本書では、心の痛みと向き合えば常に一流の結果が出せる!として最高の能力を発揮するタフな心を作る33の秘策が紹介されています。恐怖は誰もが抱く感情です。恐怖は人間が動物として生命を維持し、生き抜くために必要な感情です。恐怖を感じなければ危険を察知することができないので、生命の危機に直面することになります。誰もが同じように恐怖を感じます。問題は、恐怖によって沸き起こるノンフローの状態をうまくコントロールできるかという点にあります。人間は他の動物よりも思考が発達しているので、私たちの思考パターンがより多くの恐怖を生み出します。しかし、どのような思考パターンが、自分に恐怖思考を起こしているか、ということに気づくことで、恐れを鎮める方法が見えてくると言うのです。そして、13の思考パターンを知れば恐怖は克服できるとされています。

  1. 未来志向・・・不確実さへの恐怖⇒無我夢中で行動するには先を読まないことも大切(今、ここ、自分に集中する)
  2. 期待思考・・・妄想への恐怖⇒①周りに環境・出来事・人が存在しているという事実②その環境・出来事・人の情報に自分の脳が意味づけを行っているという事実③その意味付けによって自分の中に何らかの感情が生じているという事実を意識する
  3. 勝利思考・・・敗北への恐怖⇒他人・社会に認められたい、勝ちにこだわるほど敗北への恐怖が強まる
  4. 疑念思考・・・裏切りへの恐怖⇒理屈抜きでただただ人を信じてみる
  5. 過去思考・・・新しさへの恐怖⇒新しさを求めない人に未来はない=新しいことをする恐怖に気づく→過去思考に気づく→可能性を考える→実際に行動してみる→新しい体感を持つ
  6. 安定思考・・・変化への恐怖=安定志向がある人に限って心は不安定⇒外部の変化に対して、個人や組織が変化を起こしていくことが生き残りには必須→チャレンジ精神を持つ
  7. 獲得思考・・・喪失への恐怖⇒自分に自信がないから持っているもので評価を上げようとしている→何かを捨てるということは失うことではなく自由を得るということ
  8. 帰属思考・・・孤独への恐怖=帰属を求めれば求めるほど孤独への恐怖は強まる⇒他者に依存することでしか喜びを感じられなくなる→自分が幸せだと自分が考えれば、それが幸せなんだ
  9. 比較思考・・・他者への恐怖=人は劣っていても優れていても恐怖を感じる→他者との違いに面白さを感じながら行動し、自信を作る
  10. 評価思考・・・優劣への恐怖=他者からの評価をバネにする人は常にエネルギー不足→他人と全く別の人間であるということに価値がある→時には自分を愛することも一つの手
  11. ポジティブ思考・・・ネガティブさへの恐怖=ポジティブ思考至上主義がネガティブへの恐怖を生み心のエネルギーをそぐ⇒ポジティブもネガティブも人が勝手に物事に意味づけしたもの→あるがままの自分で立ち向かうのがベスト
  12. 成功思考・・・失敗への恐怖=成功を強くほど失敗の恐怖から逃れられない⇒成功も失敗も脳の認知機能による意味付けにすぎない→成功とは自分がベストを尽くした時に得られる満足感のことだ→自然体でやるべきことだけを一所懸命に満足できるようにやる
  13. 結果思考・・・不達成への恐怖=結果をイメージして自信を付けようとするのは逆効果→結果をイメージするのではなく心の状態をよくすることをイメージする→外界の出来事や人からの評価などに関係なく、自分の心の状態は、自分で切り替えられるという確信が自信を作る

人間は、恐怖や不安があるからこそ、生命の安全を維持できるのです。
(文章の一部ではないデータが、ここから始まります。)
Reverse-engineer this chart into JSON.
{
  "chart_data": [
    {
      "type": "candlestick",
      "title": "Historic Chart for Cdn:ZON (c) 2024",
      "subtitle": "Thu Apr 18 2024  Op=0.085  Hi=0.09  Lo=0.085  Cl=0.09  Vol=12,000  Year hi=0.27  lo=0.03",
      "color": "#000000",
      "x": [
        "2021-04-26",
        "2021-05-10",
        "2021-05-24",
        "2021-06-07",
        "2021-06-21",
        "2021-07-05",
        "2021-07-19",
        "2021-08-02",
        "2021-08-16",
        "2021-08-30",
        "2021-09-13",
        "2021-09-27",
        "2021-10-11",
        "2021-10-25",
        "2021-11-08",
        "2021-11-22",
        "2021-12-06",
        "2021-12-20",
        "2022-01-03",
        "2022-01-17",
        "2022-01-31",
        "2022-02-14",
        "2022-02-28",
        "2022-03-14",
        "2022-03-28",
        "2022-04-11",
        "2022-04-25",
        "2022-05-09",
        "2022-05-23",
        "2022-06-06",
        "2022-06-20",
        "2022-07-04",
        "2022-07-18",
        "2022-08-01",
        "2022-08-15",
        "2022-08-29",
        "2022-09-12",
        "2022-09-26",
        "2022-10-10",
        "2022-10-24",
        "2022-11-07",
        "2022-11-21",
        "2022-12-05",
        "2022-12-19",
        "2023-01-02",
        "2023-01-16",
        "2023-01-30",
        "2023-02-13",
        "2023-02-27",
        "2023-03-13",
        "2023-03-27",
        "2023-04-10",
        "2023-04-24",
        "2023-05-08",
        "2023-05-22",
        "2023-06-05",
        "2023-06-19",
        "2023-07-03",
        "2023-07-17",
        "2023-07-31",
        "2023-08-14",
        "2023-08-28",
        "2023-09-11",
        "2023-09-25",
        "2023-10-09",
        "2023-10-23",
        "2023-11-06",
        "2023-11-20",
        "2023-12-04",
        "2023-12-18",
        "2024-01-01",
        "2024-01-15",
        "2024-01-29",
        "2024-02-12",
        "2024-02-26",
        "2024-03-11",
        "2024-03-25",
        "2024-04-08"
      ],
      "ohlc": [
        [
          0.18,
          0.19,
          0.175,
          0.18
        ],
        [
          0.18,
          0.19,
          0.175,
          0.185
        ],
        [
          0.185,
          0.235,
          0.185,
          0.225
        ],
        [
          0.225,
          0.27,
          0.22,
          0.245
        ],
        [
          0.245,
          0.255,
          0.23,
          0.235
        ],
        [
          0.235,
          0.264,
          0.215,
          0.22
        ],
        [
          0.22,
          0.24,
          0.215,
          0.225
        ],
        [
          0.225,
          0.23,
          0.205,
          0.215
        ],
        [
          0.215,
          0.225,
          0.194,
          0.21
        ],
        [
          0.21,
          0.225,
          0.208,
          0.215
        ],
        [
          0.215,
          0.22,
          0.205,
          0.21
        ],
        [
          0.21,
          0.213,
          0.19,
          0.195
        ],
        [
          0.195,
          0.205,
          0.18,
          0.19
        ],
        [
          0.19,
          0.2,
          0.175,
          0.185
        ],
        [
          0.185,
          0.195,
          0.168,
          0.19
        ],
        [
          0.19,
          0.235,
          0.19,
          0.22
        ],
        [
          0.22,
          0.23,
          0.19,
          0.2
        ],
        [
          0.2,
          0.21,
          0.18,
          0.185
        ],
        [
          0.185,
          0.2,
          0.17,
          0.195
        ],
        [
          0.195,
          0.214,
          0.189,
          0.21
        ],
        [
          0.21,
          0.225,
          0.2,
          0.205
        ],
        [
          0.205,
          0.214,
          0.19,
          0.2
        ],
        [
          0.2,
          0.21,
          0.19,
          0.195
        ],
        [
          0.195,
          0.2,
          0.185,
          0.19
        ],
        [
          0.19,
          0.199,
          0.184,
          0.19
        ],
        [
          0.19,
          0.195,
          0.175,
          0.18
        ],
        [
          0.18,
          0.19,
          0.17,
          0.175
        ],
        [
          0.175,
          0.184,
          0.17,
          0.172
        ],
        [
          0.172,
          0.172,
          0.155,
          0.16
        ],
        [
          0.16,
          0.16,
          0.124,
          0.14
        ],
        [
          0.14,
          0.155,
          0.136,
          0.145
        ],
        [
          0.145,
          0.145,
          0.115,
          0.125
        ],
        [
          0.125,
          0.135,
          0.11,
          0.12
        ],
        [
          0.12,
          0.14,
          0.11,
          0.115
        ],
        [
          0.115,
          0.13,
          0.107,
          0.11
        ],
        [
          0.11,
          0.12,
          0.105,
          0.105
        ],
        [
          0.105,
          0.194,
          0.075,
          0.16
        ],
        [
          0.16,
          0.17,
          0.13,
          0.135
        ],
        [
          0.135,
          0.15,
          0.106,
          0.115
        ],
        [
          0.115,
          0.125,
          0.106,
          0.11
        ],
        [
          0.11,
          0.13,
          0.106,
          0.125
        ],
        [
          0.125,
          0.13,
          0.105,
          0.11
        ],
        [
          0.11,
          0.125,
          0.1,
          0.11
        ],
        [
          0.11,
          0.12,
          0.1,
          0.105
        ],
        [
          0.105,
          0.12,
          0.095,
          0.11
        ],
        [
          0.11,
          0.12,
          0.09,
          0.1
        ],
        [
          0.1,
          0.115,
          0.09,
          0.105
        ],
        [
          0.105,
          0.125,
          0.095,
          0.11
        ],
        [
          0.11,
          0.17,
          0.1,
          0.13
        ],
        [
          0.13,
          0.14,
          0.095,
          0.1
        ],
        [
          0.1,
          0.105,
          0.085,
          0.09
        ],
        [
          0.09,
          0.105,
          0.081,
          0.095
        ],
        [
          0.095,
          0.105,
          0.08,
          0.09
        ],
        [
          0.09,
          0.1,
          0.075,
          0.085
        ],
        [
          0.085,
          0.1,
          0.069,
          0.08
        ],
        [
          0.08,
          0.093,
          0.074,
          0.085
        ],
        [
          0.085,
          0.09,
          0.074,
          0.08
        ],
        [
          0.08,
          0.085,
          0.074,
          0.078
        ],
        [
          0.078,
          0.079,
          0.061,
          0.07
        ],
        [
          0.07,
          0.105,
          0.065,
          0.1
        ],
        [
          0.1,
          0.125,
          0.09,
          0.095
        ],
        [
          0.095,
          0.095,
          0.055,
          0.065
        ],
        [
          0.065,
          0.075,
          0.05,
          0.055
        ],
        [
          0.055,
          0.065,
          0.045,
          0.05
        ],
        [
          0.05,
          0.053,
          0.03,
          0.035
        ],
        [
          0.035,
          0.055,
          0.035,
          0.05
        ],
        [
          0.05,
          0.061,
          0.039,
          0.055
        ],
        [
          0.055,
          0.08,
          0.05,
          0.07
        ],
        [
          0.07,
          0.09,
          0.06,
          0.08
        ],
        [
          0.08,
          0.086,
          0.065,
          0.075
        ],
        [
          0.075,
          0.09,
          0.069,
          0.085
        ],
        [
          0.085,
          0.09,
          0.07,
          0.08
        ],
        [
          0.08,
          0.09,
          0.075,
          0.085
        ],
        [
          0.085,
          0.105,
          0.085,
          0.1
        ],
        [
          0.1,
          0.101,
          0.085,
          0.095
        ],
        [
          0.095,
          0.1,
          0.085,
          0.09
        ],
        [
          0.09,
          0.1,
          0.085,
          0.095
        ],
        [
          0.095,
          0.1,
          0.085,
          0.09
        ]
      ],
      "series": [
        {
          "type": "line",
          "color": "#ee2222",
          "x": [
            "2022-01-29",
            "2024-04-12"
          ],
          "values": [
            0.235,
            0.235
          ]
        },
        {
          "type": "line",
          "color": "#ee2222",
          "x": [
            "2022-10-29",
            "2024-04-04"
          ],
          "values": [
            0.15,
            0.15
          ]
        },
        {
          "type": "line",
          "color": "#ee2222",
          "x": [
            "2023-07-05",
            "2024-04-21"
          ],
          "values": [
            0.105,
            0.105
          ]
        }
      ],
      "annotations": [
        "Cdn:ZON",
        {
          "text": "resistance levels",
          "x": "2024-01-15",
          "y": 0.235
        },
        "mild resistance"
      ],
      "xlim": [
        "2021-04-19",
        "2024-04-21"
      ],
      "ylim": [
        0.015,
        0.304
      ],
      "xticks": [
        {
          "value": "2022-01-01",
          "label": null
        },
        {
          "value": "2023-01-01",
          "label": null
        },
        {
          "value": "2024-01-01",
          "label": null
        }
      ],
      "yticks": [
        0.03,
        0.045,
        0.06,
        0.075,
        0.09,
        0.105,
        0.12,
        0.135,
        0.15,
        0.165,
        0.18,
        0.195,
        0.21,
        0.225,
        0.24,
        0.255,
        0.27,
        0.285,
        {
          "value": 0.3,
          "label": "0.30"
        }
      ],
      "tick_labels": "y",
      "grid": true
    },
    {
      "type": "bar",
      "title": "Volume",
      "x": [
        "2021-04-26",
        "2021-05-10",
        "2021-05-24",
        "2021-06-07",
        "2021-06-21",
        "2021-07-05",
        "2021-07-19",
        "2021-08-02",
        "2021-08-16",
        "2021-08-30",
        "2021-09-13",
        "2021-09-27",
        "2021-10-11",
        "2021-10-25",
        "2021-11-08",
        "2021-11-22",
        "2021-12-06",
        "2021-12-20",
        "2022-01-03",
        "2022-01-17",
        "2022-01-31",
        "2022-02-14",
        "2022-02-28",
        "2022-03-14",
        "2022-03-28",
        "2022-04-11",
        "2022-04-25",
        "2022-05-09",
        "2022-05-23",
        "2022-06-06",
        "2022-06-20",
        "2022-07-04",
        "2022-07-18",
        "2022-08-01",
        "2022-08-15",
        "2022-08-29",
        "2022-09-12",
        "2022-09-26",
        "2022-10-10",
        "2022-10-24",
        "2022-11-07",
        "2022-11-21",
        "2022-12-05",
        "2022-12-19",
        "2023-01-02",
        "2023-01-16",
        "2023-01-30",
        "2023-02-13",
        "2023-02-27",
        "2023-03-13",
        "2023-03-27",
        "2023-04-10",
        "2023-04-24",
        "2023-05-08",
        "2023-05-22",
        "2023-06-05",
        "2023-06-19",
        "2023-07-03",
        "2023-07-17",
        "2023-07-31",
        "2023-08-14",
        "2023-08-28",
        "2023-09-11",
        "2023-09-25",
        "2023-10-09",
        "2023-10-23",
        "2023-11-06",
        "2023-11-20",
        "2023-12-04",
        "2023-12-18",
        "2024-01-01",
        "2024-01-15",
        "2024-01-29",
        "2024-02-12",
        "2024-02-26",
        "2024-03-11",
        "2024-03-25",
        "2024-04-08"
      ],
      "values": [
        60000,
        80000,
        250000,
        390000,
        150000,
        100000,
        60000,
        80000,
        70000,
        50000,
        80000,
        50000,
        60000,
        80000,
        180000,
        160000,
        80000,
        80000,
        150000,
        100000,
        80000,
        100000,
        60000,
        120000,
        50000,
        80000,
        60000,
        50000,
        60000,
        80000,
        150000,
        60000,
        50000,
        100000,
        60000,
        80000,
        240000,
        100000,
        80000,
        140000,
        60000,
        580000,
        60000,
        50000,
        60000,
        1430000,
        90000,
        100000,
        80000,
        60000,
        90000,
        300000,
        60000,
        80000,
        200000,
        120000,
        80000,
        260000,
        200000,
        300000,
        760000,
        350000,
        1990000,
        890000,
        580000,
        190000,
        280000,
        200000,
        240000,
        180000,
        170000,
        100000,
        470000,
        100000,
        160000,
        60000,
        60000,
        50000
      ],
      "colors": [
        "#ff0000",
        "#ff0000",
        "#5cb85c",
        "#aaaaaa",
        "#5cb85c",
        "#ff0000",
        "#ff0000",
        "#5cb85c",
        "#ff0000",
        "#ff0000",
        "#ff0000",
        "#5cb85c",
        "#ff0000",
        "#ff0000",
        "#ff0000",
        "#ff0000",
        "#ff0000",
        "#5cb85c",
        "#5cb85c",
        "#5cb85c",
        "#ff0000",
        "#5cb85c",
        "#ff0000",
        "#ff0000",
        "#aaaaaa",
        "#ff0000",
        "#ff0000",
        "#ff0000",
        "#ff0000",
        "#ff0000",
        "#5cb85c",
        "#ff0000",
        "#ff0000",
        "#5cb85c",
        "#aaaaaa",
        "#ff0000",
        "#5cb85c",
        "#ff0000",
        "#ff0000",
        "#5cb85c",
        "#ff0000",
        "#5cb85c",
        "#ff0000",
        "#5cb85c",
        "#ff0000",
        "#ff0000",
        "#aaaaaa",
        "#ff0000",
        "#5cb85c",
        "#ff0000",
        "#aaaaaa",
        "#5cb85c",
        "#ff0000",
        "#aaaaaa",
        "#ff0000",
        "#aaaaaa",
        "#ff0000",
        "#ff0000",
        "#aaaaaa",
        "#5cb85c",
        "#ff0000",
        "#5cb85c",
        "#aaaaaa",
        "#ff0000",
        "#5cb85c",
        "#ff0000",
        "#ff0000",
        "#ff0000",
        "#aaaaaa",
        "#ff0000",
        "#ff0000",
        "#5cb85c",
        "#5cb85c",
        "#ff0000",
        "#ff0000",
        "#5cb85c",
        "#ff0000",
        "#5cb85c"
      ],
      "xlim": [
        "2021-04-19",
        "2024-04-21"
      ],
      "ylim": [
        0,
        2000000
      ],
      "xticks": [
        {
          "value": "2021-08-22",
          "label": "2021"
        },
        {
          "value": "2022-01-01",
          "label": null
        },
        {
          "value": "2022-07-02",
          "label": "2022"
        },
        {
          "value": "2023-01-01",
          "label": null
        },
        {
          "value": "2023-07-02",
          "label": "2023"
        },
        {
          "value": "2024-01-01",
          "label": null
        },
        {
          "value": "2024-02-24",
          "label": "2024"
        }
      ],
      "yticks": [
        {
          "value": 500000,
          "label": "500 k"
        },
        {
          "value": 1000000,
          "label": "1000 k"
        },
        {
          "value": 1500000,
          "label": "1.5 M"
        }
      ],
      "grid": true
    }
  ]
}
今回の新型コロナウイルスのことで言えば、新型コロナに対する恐怖や不安があることによって強制されなくても自主的に外出を控え自粛するのです。恐れの感情があるからこそ、秩序も保たれるのです。一人一人の中に無秩序への恐怖があることによって、社会の秩序を保持していくことができるのです。

著者は言います。

「恐怖や不安などの感情に気づく→そのような感情を生み出している自分の思考パターンに気づき受け入れる→新しい思考で心をフローな状態にする→やるべきことを考え明確にする→それを実行する。

これが恐怖とうまく付き合い、最高のパーフォーマンスをするために私が提案する最上のメソッドです。」

ビジネスマンにとって、恐怖を力に変えれば集中力や行動の質も高まり、最高のパーフォーマンスを発揮できるようになりますし、日常生活でも恐怖や不安を感じた時に上記13の思考パターンのどれに該当するかに目を向ければ、恐怖や不安をコントロールでき冷静になって物事に取り組めるようになると思います。